Why should taxpayers guarantee public pension payouts, when the same courtesy is not extended to the private sector?

Really are you ...

Too bad they still won't also recieve that special intrest groups' money they use to recieve while they were an active member of congress.

tadpole

Well, if they are then I'm worth more because I am an honest person.

Contango

"It was all the unfunded pensions owed to soldiers that destroyed Rome.

Today, government workers demand the state honor what it promised regardless of the impact upon the economy and society. They want their’s."

http://armstrongeconomics.com/20...

KnuckleDragger

So you think that the military, especially those who were forced to serve during the last 15 yrs should get nothing after serving 20+ yrs?
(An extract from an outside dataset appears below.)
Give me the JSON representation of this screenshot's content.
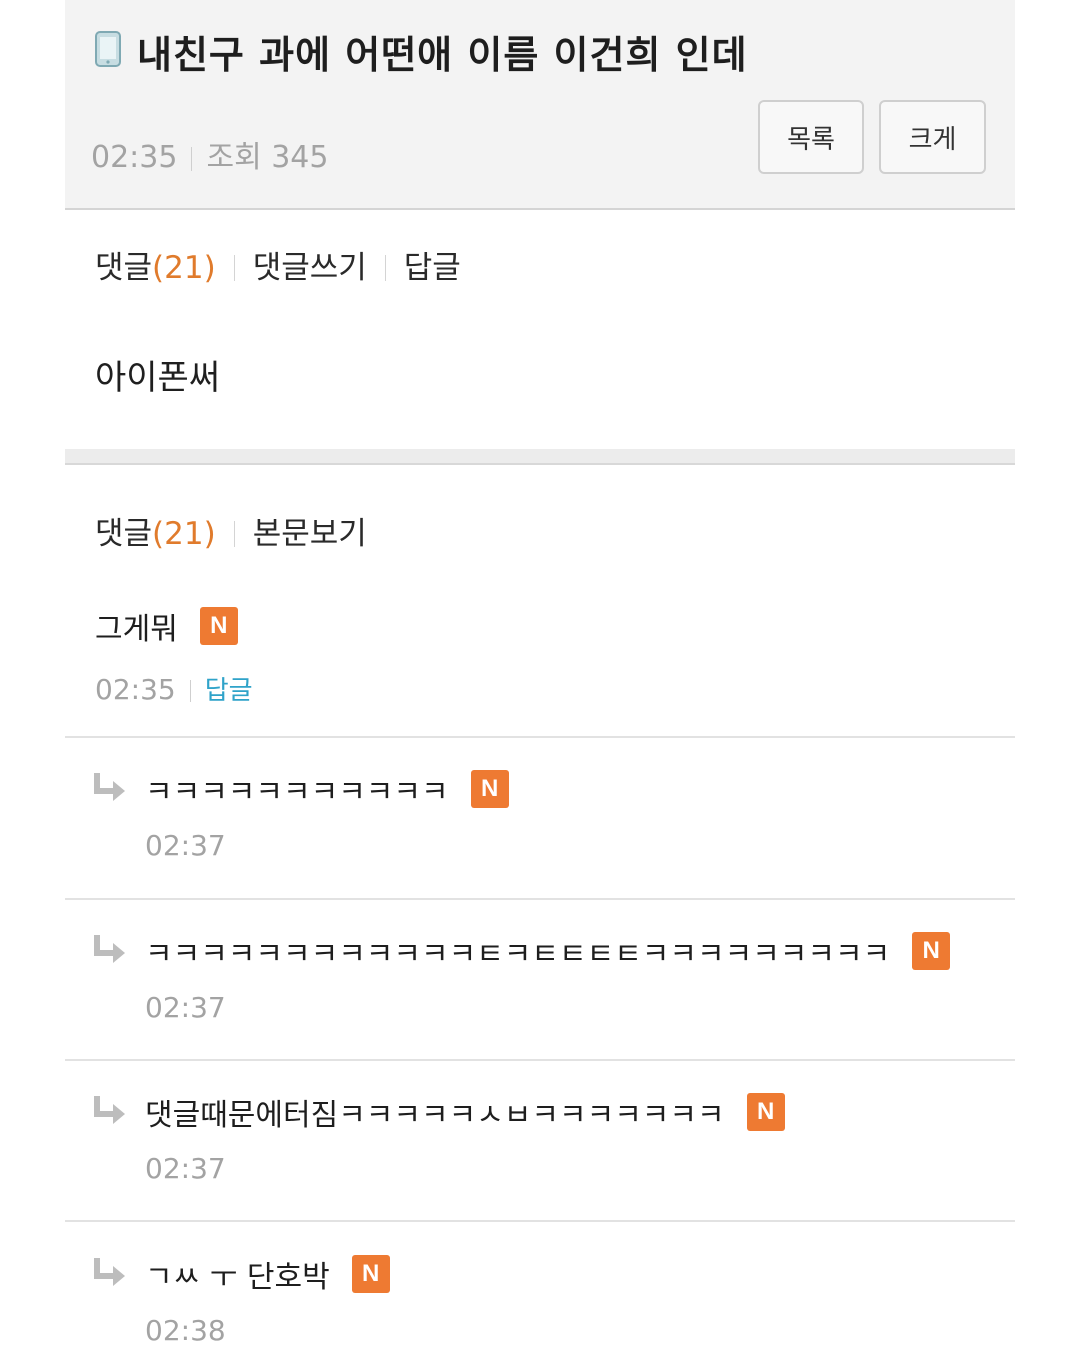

Have to disagree. I would love to see how well you would have held up after 20 yrs of Uncle Sam busting your body up. The pension is a pittance compared to what one is forced to endure during a 20 yr military career. The ones calling for the destruction of military pensions are the same ones who never served a day. If they want to change it, fine. They need to honor the promises made to previous service members and simultaneously institute a new system for those currently joining. They also need to be upfront about it, which is something they haven't done in the past. The only problem with getting rid of the current system is that they will likely have to institute a draft because they will not be able to retain servicemen after the initial 4 yr hitch. Who is gonna give up the prime of their life and leave physically broken for nothing?

Contango

@KD:

Nah. U.S. military health and welfare pension benefits are fine.
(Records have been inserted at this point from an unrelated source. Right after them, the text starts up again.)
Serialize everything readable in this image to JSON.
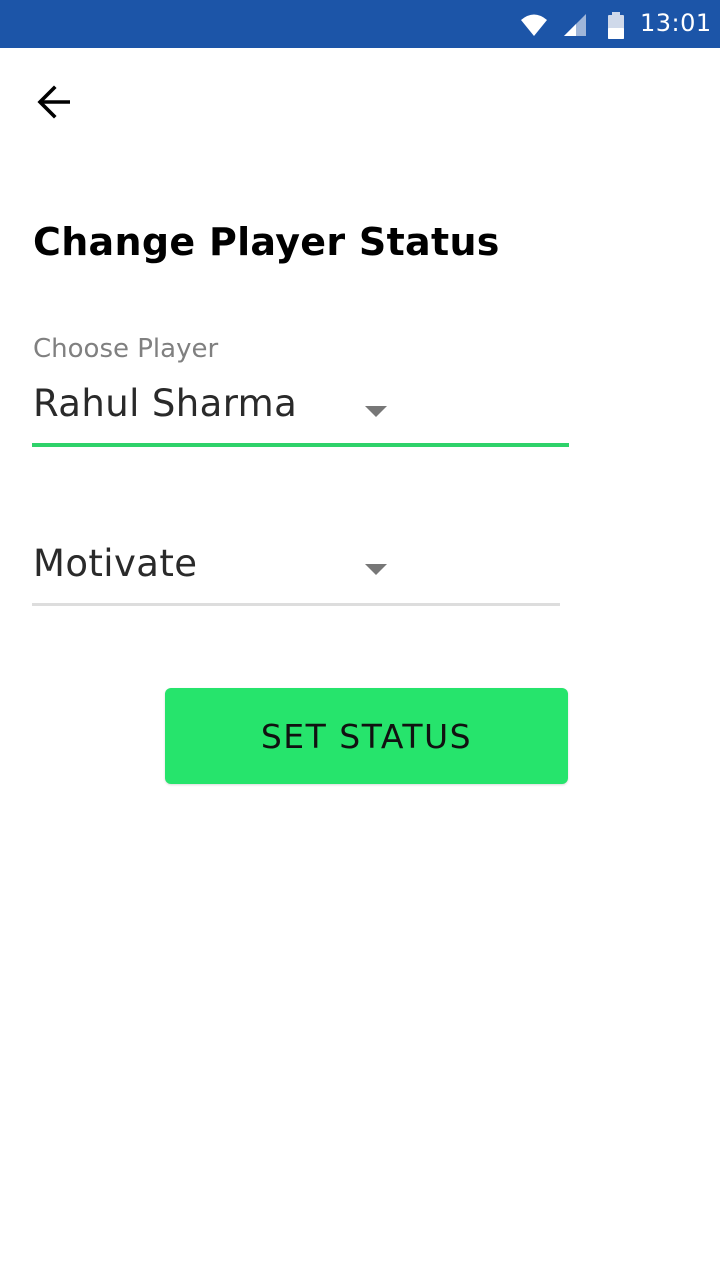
{
  "status_bar": {
    "time": "13:01",
    "icons": [
      "wifi-icon",
      "cell-signal-icon",
      "battery-icon"
    ],
    "background": "#1c55a8"
  },
  "header": {
    "back_icon": "arrow-left-icon",
    "title": "Change Player Status"
  },
  "player_field": {
    "label": "Choose Player",
    "value": "Rahul Sharma",
    "accent": "#2ed26a"
  },
  "status_field": {
    "value": "Motivate"
  },
  "actions": {
    "set_status_label": "SET STATUS",
    "button_color": "#26e46c"
  }
}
It's exorbitant Roman military pensions where I had the problem.

You’d have to agree that govt. spending is outa control. Everyone has their sacred cow, which is why this country is headed for economic collapse IMO.

Every great nation and empire was eventually destroyed by debt and military adverturism.

KnuckleDragger

I agree, spending is outta control, but I can tell you that my military pension is far from exorbitant. In fact the 5 yr congressman makes a larger pension and gets better health care benefits than I do. The defense of this country is one of the only things the gov't is responsible for, according to the Constitution. However, it seems to be the only thing they want to make cuts too. Heaven forbid we take away welfare checks from someone who hasn't earned it.

inquiringmind

It's to bad that we can't all get together and vote them out after only two or four years. If they need five years to get a pension, that would solve the problem. Of course I know that it isn't going to happen. So many voters go into the booths and just make an X by someone's name just so they can say that they voted. You need to know WHO you are voting for and WHAT kind of a record he has.

Fromthe419

Put our politicians on social security and I guarantee they will find a way to fix it. Maybe just maybe they wouldn't have robbed it blind when it had a surplus for all of those years. If they had some "skin in the game" they would have been better stewards of it.

Heitsche23

its not always about "life decisions." i'm barely out of high school putting myself through college. i work a minimum wage job and can barely get by. i have no experience, so should i be punished for the "choices i made?" yes, when someone people CHOOSE to be a bum and live off the government, that's one thing. but not everyone has the "same" opportunity. when you come from nothing, usually you don't get far because that's what you've seen all your life. not that they don't want to, but it's hard to make something out of yourself when you have nothing to do it with. i have to rely on student loans to help me pay my bills, but if i made another couple dollars an hour i wouldn't have to. i agree, some people choose to live the poor life, but not everyone. some people just need help getting their foot in the door.

propman

The real question is-
Are they worth that when IN office.

sorryhog

They are not worth what they are being paid while they are in office.Look at the mess this country is in at the current time.

arnmcrmn

Avg. income took a 3.6% beating, but hey...as long as Messiah says "we all good", I guess we can keep on spending our way out of this.......(insert sarcasm).